Berita / Nasional /
Produsen CPO Terbesar di Dunia, Indonesia Sudah Layak Punya Acuan Harga Sendiri
Jakarta, elaeis.co - Menteri Perdagangan (Mendag) Zulkifli Hasan memastikan pihaknya berkomitmen meningkatkan kinerja ekspor minyak kelapa sawit mentah (Crude Palm Oil/CPO) serta mendorong pembentukan harga acuan CPO yang transparan, akuntabel, dan tepat waktu, baik untuk perusahaan besar, menengah maupun petani kelapa sawit.
Upaya yang dilakukan Kementerian Perdagangan, membuat kebijakan ekspor CPO melalui Bursa Berjangka.
Hal ini disampaikan Mendag Zulkifli Hasan dalam acara Konsultasi Publik Rancangan 'Kebijakan Ekspor CPO Melalui Bursa Berjangka di Indonesia' di Kantor Kementerian Perdagangan, Jakarta, Senin (5/6).
Acara ini juga dihadiri perwakilan Gabungan Pengusaha Kelapa Sawit Indonesia (GAPKI). Sementara yang mendampingi Mendag, Sekretaris Jenderal Suhanto, Kepala Badan Pengawas Perdagangan Komoditi (Bappebti) Didid Noordiatmoko, Direktur Jenderal Perdagangan Dalam Negeri Isy Karim, Direktur Jenderal Perdagangan Luar Negeri Budi Santoso, serta Kepala Badan Kebijakan Perdagangan Kasan.
“Ekspor CPO melalui bursa berjangka yang ditargetkan launching pada Juni 2023 ini diharapkan dapat menjadi pembentuk harga patokan CPO. Keberadaan ekspor CPO melalui bursa berjangka akan mempermudah pengusaha, meningkatkan efisiensi dan transparansi, serta pada akhirnya meningkatkan perdagangan Indonesia,” kata Mendag Zulkifli Hasan (Zulhas) dalam keterangan resminya dikutip elaeis.co.
Zulkhas mengaku saat ini ekspor masih surplus meski tidak terlalu besar karena kondisi perekonomian global yang sedang melemah.
Untuk itu, menurutnya, perlu inovasi-inovasi seperti pengalihan perdagangan dari pasar tradisional ke nontradisional seperti Timur Tengah, Asia Selatan, dan Afrika. Hal ini diperlukan karena mulai banyaknya aturan yang mempersulit ekspor seperti adanya kebijakan sertifikasi di Eropa dan Amerika.
“Selain pengalihan pasar dari tradisional ke non-tradisional, perlu juga memperkuat kebijakan ekspor Indonesia. Salah satunya melalui kebijakan ekspor CPO karena CPO merupakan salah satu penyumbang surplus neraca perdagangan,” kata dia.
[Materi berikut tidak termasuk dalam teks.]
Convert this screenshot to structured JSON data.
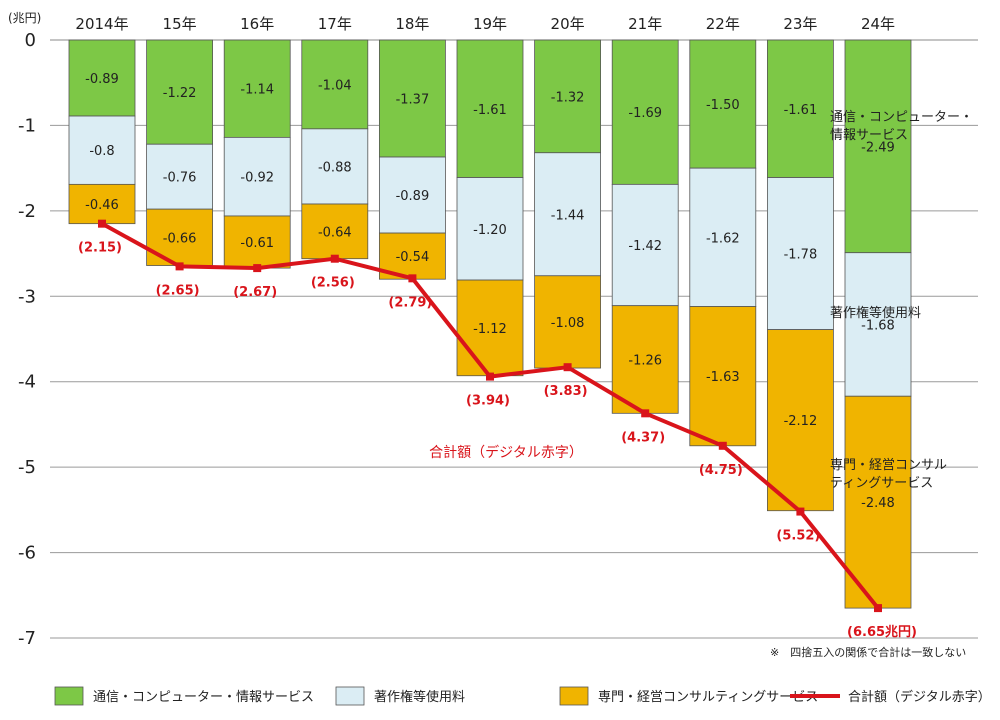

Zulhas tidak menampik sebagai negara penghasil CPO terbesar di dunia, sudah selayaknya Indonesia memiliki harga acuan untuk CPO sendiri. Apalagi dengan kondisi saat ini menunjukkan bahwa Indonesia belum berperan dalam memberikan harga acuan yang diakui di pasar dunia.
Harga acuan untuk komoditas CPO saat ini masih mengacu ke Pasar Fisik Rotterdam, dan Pasar Berjangka di Kuala Lumpur (MDEX) sebagai basis penetapan harga CPO dunia.
“Berkaitan dengan kebijakan tersebut, diperlukan berbagai masukan agar ekspor CPO melalui bursa tidak merugikan pelaku usaha CPO. Proses bisnis yang ada sekarang tidak banyak berubah, kecuali mewajibkan ekspor CPO melalui bursa berjangka," ujarnya.
Zulhas memastikan kebijakan kewajiban pemenuhan Domestic Market Obligation (DMO) masih berlaku, sehingga eksportir tetap wajib memiliki Hak Ekspor (HE) terlebih dahulu. "Diharapkan pelaku usaha dapat mendukung keberadaan pengaturan ekspor CPO melalui bursa berjangka ini,” tandasnya.